AI tools can also process large amounts of unstructured content and mine that content for data and product relations. For example, chat logs and transcripts of recorded conversations contain customer questions, variations on the questions, and answers that the AI engine can ingest and use to support knowledge extraction.  

Human intervention is still required to program these tools, and to develop use cases that the system will support — the systems are not yet able to self-create.  

Data Extraction Through Pattern Recognition 

AI tools can also recognize, extract and relay patterns in text into old-fashioned faceted search. For example, product spec sheets contain technical information that a user may wish to search and filter on. But structured search cannot leverage data locked up in a PDF or on a page of text.  

AI tools can process text and look for patterns and clues that indicate data. For example, the tool might spot variations on a value for “speed,” including RPM, R.P.M., revolutions per minute, shaft rotation, synchronous revolutions, speed of motor shaft, etc. An adaptive pattern recognition tool can extract that information despite the varying forms.  

Businesses can create libraries of patterns to support specific use cases for data extraction. This “docs to data” approach provides value to e-commerce providers that don’t have all of the data necessary to properly merchandize their products. While not a terribly exciting application of AI, it is very practical.   

Taking Steps Toward AI 

AI is an evolution. It is already embedded in the software we use every day and take for granted.  
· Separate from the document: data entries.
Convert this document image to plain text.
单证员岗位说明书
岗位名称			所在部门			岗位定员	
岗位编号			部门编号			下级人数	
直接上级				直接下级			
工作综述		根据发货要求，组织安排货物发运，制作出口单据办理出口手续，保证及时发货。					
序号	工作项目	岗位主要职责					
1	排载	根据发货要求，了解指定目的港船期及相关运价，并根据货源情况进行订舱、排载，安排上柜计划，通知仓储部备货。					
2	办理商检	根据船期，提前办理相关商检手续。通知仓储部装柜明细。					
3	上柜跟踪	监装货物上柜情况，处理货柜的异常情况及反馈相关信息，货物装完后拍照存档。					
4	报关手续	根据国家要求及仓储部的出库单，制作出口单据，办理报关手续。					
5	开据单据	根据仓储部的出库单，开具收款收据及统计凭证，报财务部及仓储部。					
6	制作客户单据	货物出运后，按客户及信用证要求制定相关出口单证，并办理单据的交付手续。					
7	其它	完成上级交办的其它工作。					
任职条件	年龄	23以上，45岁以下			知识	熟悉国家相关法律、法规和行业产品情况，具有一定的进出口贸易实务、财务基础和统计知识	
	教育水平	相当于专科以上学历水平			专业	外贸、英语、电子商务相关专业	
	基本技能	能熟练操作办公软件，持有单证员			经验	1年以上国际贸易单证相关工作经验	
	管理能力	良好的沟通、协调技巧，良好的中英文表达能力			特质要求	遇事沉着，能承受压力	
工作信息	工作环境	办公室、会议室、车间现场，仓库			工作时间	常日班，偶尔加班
Think of some forms of AI — like the virtual assistant — as search on steroids. The governance elements, architectural structures and content processes that make search more effective will make AI more effective. Though approaches like Deep Learning algorithms can work on messier data, for AI to be effective, data inputs should be clean and of high quality. So any AI initiative must begin with data quality initiatives.

AI is here and will continue to change how we interact with computers. Organizations should prepare now, by laying a foundation for AI as it matures in the enterprise.